Say I have my machine, which wants to connect to a machine outside on the outside world. But it does not have sufficient permissions on the network. However, my machine can access a remote machine on the local intranet that can access the outside machine. How can I, in one command, ssh from my machine to the outside machine, such that I can do port forwarding on it as if I was connected directly.
Then just connect to localhost:<localport> and the connection will be forwarded via the SSH pipe, and the middle server will make the request on your behalf
I need the -L option to be open, so I can use a command like this (i could do this before I lost these permissions/some software was updated and ssh got blocked by accident)
Code:
ssh -L someport:127.0.0.1:20 username@remotehost
That was my original command; I need to run that command, but through the intranet machine, as though the intranet machine was not there.
I have a friend running a service on port 20. I want to forward it (using ssh) to port 4444 on my machine, so that I can point some programs at it to access the service.
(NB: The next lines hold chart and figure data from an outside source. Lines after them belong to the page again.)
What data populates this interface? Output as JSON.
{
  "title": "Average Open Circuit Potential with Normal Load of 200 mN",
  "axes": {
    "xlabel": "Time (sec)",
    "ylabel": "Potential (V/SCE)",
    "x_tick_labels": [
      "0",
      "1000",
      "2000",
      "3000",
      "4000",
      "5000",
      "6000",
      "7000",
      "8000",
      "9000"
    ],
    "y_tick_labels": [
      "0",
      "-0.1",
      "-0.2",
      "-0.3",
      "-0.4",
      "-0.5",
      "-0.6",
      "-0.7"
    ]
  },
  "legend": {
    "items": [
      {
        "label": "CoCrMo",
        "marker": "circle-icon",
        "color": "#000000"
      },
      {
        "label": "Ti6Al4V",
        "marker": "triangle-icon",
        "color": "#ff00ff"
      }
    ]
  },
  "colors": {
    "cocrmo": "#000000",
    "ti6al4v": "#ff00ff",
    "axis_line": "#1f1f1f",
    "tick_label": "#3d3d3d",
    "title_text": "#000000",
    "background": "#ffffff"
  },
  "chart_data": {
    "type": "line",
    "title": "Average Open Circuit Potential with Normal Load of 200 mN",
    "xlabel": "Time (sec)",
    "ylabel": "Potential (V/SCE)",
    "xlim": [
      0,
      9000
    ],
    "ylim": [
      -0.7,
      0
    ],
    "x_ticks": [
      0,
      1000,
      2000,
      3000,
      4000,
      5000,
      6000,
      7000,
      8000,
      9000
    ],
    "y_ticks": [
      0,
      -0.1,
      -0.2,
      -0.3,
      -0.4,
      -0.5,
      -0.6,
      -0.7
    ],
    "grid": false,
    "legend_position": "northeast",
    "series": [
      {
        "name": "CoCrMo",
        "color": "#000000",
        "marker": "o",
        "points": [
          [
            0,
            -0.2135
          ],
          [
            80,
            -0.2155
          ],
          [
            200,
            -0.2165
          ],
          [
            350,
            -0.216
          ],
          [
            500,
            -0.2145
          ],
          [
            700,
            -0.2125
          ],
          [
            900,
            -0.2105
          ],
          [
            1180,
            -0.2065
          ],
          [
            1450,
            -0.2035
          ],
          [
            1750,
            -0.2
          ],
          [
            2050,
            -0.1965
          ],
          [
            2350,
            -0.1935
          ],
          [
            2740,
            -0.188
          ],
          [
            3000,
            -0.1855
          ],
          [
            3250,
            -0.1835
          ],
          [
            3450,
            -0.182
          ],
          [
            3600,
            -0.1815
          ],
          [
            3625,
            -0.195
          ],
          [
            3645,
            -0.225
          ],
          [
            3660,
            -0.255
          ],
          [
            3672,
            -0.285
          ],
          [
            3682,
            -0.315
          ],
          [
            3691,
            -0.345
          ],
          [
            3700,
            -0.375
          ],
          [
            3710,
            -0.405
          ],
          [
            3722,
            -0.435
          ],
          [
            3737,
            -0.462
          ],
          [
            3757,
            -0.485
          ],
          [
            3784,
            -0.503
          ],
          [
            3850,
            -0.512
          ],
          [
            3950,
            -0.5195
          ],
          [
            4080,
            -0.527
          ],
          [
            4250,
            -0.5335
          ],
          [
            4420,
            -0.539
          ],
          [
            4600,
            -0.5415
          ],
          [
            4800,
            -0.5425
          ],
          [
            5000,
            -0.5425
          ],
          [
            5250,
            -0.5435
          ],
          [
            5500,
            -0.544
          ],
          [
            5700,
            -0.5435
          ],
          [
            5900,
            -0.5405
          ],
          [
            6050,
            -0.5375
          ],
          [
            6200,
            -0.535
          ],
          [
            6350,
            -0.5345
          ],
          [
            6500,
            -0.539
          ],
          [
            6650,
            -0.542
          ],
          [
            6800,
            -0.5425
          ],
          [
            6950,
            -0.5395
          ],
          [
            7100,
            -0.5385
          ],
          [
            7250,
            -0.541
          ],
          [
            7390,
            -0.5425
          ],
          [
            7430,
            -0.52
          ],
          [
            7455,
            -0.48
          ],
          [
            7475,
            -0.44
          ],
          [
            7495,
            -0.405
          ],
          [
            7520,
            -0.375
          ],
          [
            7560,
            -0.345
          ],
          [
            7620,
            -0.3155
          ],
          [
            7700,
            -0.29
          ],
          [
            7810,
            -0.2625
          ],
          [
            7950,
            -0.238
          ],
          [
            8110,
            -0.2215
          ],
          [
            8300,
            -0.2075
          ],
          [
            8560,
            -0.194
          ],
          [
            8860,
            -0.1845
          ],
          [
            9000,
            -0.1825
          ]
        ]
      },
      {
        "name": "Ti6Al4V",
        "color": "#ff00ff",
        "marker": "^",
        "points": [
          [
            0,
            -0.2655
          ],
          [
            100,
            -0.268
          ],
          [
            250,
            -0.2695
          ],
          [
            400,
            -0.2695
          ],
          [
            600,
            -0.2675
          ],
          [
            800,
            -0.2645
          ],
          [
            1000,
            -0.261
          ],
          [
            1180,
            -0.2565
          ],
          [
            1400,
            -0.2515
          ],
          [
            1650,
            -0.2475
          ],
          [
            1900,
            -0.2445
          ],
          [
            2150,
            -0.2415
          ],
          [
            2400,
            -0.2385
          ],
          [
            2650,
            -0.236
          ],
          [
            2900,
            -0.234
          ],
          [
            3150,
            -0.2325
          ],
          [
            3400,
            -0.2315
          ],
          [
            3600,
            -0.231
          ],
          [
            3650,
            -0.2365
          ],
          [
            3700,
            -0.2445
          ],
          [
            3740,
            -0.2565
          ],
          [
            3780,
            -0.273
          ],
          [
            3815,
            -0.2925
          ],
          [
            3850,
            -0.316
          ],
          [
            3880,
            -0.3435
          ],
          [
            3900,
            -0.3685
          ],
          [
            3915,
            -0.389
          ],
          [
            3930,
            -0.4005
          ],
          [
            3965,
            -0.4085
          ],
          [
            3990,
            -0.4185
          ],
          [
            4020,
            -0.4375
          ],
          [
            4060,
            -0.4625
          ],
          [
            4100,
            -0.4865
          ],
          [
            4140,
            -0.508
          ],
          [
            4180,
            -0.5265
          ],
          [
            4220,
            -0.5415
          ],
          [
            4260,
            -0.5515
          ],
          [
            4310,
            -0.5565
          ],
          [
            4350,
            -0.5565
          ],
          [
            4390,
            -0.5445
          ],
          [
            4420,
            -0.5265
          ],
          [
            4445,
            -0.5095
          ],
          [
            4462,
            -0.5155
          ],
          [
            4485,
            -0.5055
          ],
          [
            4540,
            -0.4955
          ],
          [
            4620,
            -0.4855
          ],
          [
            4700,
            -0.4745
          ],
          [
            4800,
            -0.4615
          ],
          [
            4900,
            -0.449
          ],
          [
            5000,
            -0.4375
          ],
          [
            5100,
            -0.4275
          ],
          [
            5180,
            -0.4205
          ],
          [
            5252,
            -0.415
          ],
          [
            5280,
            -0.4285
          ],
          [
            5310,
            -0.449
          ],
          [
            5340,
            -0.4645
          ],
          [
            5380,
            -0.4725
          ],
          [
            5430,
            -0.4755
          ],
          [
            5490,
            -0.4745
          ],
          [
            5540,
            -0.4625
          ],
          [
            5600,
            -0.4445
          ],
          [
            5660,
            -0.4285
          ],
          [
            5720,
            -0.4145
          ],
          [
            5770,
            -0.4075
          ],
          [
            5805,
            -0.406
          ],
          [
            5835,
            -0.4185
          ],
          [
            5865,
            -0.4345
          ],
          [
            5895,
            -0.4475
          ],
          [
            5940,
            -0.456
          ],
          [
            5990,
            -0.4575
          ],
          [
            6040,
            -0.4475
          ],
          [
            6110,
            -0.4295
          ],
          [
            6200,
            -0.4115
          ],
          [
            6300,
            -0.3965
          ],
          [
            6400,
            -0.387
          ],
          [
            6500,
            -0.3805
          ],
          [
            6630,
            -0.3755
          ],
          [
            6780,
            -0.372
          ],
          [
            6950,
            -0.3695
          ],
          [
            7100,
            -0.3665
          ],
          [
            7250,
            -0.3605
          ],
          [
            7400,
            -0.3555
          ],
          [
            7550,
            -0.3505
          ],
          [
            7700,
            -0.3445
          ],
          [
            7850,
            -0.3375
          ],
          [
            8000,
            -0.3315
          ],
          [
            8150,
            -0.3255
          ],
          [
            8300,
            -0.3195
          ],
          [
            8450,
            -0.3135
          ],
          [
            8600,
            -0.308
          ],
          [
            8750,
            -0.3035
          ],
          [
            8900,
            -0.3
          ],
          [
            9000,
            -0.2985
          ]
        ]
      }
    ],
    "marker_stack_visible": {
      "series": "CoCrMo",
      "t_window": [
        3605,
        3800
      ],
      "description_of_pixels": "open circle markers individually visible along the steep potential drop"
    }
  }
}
I cannot make the connection directly because of the firewall in our intranet. Before I lost access over port 22 from my computer to the outside world (reasons unknown; happens to anyone using openSSH for some reason) the command:
Code:
ssh -L 4444:localhost:20 username@remotehost
worked great.
However, now I am isolated. I can connect to an intermediate server which can connect me to the remote server, as you decsribed like this:
I see 3 options:
1) Open 2 port forwards - one on each host - and daisy chain them. Slow and nasty and not what you're really after.
2) Use a different port for SSH between the primary hosts and leave the intermediate out of it.
3) Open your friends port 20 to public access instead of just localhost, then use firewall to restrict the hosts that are allowed to connect.
That's all I can think of - someone else probably has another alternative.